I particularly wish to thank the hon. Member for Norfolk, Central for his remarks, which I greatly appreciate. We regret the absence of the hon. Member for Howden (Mr. Bryan), who is abroad, but we appreciate the able way in which he spoke on behalf of the Opposition during the various stages of the Bill.

My hon. Friends the Members for Bristol, North East (Mr. Dobson) and Brighton, Kemptown (Mr. Hobden) regret that they could not be with us tonight at this stage of the proceedings as they are attending their union's conference in Bournemouth.

The hon. and gallant Gentleman for Down, South (Captain Orr) referred to the officials, and I should like to thank him warmly for what he said.
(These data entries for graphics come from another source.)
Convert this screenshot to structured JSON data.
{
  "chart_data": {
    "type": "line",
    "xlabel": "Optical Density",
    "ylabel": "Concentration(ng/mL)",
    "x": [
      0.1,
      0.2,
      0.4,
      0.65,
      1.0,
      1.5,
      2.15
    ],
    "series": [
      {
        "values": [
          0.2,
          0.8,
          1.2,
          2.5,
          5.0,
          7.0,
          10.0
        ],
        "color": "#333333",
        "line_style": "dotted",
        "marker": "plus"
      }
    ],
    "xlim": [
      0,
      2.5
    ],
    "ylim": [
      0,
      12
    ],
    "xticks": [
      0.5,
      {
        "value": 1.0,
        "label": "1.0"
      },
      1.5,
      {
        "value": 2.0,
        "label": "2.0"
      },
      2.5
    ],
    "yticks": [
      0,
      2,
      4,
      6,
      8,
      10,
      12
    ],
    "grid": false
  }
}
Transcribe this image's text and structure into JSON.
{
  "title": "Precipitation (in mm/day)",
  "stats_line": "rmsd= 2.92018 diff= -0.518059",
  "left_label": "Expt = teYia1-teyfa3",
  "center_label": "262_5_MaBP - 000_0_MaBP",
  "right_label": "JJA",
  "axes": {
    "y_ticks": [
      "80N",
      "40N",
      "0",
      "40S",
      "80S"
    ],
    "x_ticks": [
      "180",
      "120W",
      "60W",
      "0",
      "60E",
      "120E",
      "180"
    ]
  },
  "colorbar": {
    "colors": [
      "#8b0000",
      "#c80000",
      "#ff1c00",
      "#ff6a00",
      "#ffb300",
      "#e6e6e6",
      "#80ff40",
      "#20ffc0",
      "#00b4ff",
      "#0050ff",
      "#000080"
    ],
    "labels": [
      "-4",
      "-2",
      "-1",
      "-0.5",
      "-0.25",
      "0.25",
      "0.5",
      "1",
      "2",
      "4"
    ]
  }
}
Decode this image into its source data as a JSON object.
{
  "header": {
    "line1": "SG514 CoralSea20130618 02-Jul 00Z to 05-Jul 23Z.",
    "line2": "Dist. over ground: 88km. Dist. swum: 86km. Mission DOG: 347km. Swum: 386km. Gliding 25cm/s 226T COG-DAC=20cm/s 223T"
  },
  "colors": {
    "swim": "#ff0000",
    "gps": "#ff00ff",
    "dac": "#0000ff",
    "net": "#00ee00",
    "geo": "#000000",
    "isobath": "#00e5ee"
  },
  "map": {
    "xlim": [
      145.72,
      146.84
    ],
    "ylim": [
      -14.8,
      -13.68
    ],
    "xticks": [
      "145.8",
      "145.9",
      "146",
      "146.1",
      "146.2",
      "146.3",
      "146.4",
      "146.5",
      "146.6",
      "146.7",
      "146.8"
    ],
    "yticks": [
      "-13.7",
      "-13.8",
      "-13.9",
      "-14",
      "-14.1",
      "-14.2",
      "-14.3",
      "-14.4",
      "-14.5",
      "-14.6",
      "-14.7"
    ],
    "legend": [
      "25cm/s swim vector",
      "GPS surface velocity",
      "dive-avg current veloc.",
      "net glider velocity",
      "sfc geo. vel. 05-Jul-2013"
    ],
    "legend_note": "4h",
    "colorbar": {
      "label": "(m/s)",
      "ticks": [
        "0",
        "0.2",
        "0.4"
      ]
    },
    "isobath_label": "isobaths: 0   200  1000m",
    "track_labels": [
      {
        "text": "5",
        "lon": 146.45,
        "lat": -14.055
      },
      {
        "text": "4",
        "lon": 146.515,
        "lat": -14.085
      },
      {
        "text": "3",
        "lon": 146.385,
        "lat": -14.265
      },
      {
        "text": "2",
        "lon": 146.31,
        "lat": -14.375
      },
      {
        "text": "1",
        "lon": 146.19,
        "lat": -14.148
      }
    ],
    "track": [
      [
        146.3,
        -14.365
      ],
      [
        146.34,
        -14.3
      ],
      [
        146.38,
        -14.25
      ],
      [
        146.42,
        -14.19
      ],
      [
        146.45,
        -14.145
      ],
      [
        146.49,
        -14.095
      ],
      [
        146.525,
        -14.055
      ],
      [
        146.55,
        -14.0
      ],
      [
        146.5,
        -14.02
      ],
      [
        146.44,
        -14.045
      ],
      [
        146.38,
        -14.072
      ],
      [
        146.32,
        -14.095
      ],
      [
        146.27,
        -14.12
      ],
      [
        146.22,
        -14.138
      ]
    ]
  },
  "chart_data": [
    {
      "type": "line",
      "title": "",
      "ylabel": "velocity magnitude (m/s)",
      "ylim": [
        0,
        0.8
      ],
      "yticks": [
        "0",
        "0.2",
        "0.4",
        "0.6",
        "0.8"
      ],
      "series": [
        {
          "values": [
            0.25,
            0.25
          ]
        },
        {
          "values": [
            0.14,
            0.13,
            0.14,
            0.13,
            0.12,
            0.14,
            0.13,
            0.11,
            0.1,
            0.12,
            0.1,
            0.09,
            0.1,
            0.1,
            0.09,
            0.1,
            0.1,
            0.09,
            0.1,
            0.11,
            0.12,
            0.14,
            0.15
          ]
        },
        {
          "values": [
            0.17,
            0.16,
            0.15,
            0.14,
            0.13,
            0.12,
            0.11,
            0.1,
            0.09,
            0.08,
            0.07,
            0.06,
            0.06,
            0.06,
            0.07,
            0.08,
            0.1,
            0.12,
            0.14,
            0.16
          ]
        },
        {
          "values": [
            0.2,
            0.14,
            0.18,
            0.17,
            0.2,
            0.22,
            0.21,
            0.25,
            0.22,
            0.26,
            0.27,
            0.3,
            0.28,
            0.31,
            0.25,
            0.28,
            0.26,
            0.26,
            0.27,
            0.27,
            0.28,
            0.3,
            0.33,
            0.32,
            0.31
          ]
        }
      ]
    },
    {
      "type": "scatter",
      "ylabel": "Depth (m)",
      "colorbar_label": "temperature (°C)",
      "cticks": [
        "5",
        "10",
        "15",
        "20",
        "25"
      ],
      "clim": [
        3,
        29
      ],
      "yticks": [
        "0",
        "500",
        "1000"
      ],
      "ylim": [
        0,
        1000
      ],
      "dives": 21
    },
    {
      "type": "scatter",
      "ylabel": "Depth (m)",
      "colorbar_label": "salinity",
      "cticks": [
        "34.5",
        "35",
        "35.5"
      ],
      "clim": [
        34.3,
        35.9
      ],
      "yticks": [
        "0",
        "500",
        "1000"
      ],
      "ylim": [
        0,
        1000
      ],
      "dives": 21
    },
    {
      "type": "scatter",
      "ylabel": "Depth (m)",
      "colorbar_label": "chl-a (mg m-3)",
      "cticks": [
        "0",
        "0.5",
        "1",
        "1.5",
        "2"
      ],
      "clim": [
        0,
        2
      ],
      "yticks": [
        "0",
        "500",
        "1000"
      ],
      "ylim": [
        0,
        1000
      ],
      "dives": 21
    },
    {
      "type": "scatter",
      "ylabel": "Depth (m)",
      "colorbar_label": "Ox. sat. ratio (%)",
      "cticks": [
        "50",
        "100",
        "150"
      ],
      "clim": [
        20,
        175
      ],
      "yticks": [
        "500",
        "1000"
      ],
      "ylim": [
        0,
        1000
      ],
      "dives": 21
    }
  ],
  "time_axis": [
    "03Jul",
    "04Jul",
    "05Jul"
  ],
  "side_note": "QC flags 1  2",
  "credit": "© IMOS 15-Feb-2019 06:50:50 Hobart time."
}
It was sincerely meant, and I am sure that it will be received with pleasure by the officials in the G.P.O. I would add my thanks to the officials in the reorganisation department of the Post Office who have played a wonderful part in preparing and helping to guide the Bill through all its stages.

Finally, I wish to pay tribute to my hon. Friend the Assistant Postmaster-General who has been with this Bill since October, 1964, when he was first appointed to the position which he now holds. He has worked with three of my predecessors, all of whom have played a very valuable part in preparing the Bill. I pay special tribute to the Assistant Postmaster-General for the sterling job he has done throughout these past five years and thank him for his most loyal support. I commend the Bill to the House.

Question put and agreed to.

Bill accordingly read the Third time and passed.